The association between COPD and outcomes of patients with advanced chronic kidney disease
Received 15 May 2018
Accepted for publication 23 July 2018
Published 17 September 2018 Volume 2018:13 Pages 2899—2905
Checked for plagiarism Yes
Review by Single anonymous peer review
Peer reviewer comments 2
Editor who approved publication: Prof. Dr. Chunxue Bai
Chih-Cheng Lai,1 Che-Hsiung Wu,2,3 Ya-Hui Wang,4 Cheng-Yi Wang,4 Vin-Cent Wu,5 Likwang Chen6
1Department of Intensive Care Medicine, Chi Mei Medical Center, Liouying, Taiwan; 2Division of Nephrology, Taipei Tzu Chi Hospital, Buddhist Tzu Chi Medical Foundation, Taipei, Taiwan; 3School of Medicine, Tzu Chi University, Hualien, Zhunan, Taiwan; 4Medical Research Center, Cardinal Tien Hospital and School of Medicine, College of Medicine, Fu-Jen Catholic University, New Taipei City, Taiwan; 5Department of Internal Medicine, National Taiwan University Hospital and College of Medicine, National Taiwan University, Taipei, Taiwan; 6Institute of Population Health Sciences, National Health Research Institutes, Zhunan, Taiwan
Objective: The aim of this study was to investigate the impact of COPD on the outcomes of patients with advanced chronic kidney disease (CKD).
Patients and methods: All patients with advanced CKD from 2000 to 2010 were identified from the Taiwanese National Health Insurance Research Database. Associations between COPD and the risk of long-term dialysis and all-cause mortality were assessed.

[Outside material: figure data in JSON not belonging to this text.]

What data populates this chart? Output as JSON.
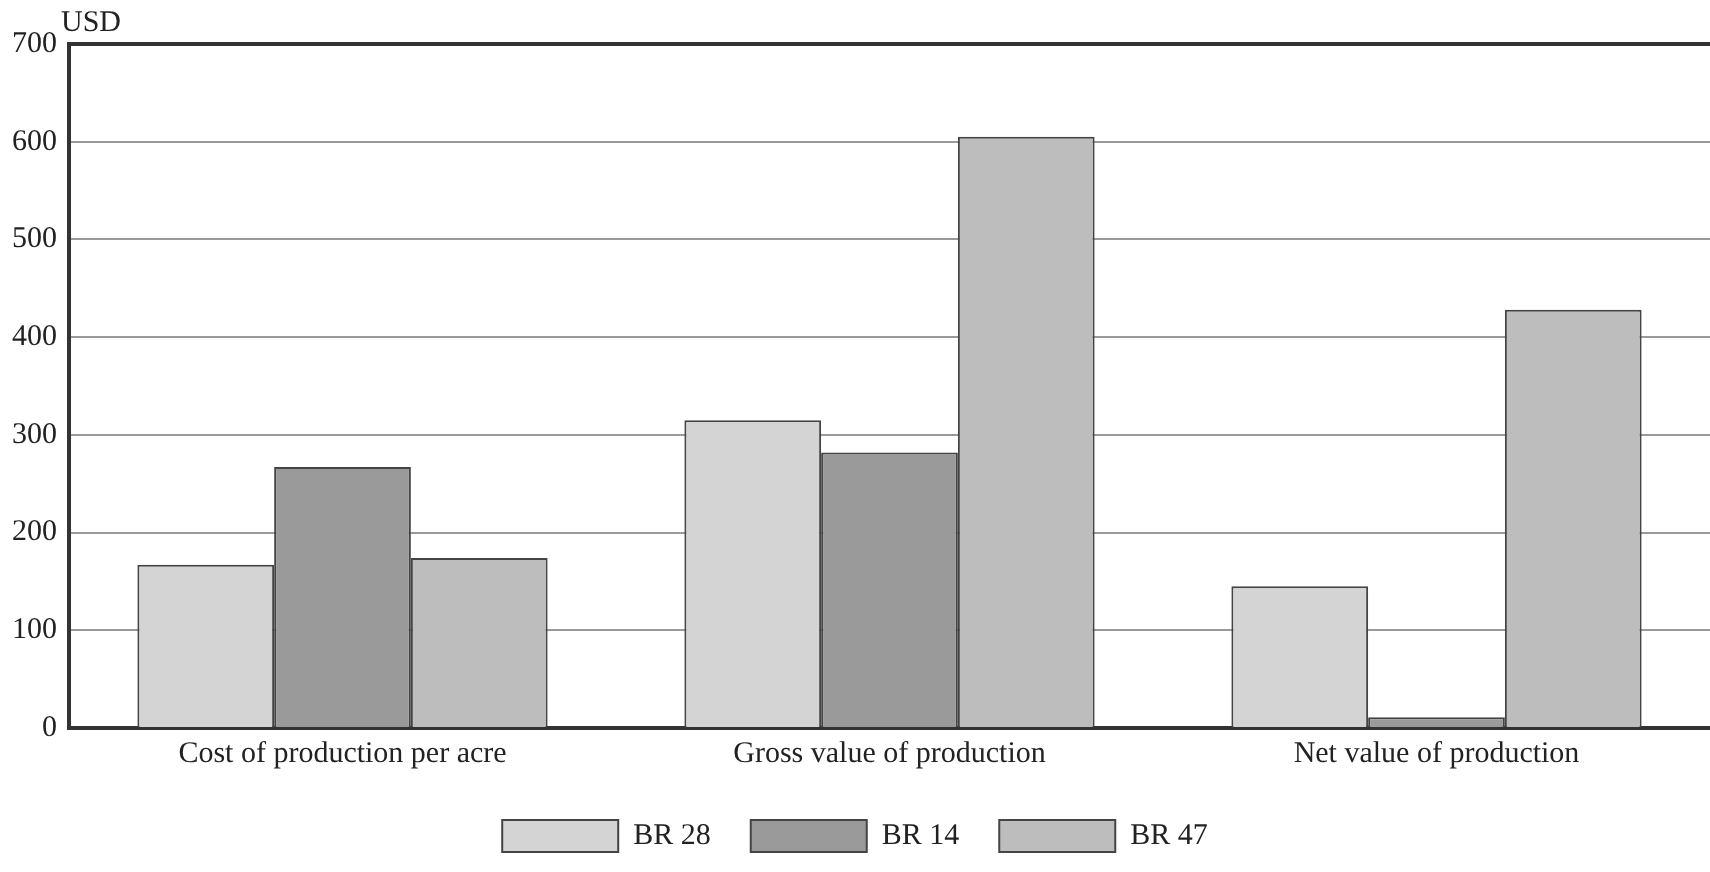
{
  "chart_data": {
    "type": "bar",
    "ylabel": "USD",
    "categories": [
      "Cost of production per acre",
      "Gross value of production",
      "Net value of production"
    ],
    "series": [
      {
        "name": "BR 28",
        "color": "#d4d4d4",
        "values": [
          167,
          315,
          145
        ]
      },
      {
        "name": "BR 14",
        "color": "#9a9a9a",
        "values": [
          267,
          282,
          11
        ]
      },
      {
        "name": "BR 47",
        "color": "#bdbdbd",
        "values": [
          174,
          605,
          428
        ]
      }
    ],
    "ylim": [
      0,
      700
    ],
    "yticks": [
      0,
      100,
      200,
      300,
      400,
      500,
      600,
      700
    ],
    "grid": "y",
    "legend": "bottom"
  }
}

Results: A total of 33,399 advanced CKD patients were enrolled, of whom 31,536 did not have COPD (non-COPD group) and 1,863 had COPD (COPD group). The incidence of end-stage renal disease (ESRD) was higher for those with COPD than those without COPD (744.2 per 1,000 person-years vs 724.6 per 1,000 person-years, adjusted HR [aHR] 1.04; 95% CI 0.96–1.12). The cumulative incidence rates of ESRD were similar between the COPD and non-COPD groups (log-rank test, P=0.356). Overall, the patients with COPD had a higher risk of death than those without COPD (151.7 per 1,000 person-years vs 125.5 per 1,000 person-years, aHR 1.22; 95% CI 1.11–1.33). The cumulative mortality rate was higher in the COPD group than in the non-COPD group (log-rank test, P<0.001).
Conclusion: COPD increased the risk of mortality among the advanced CKD patients in this study, especially the elderly and male patients. In contrast, COPD did not increase the risk of ESRD among the advanced CKD patients.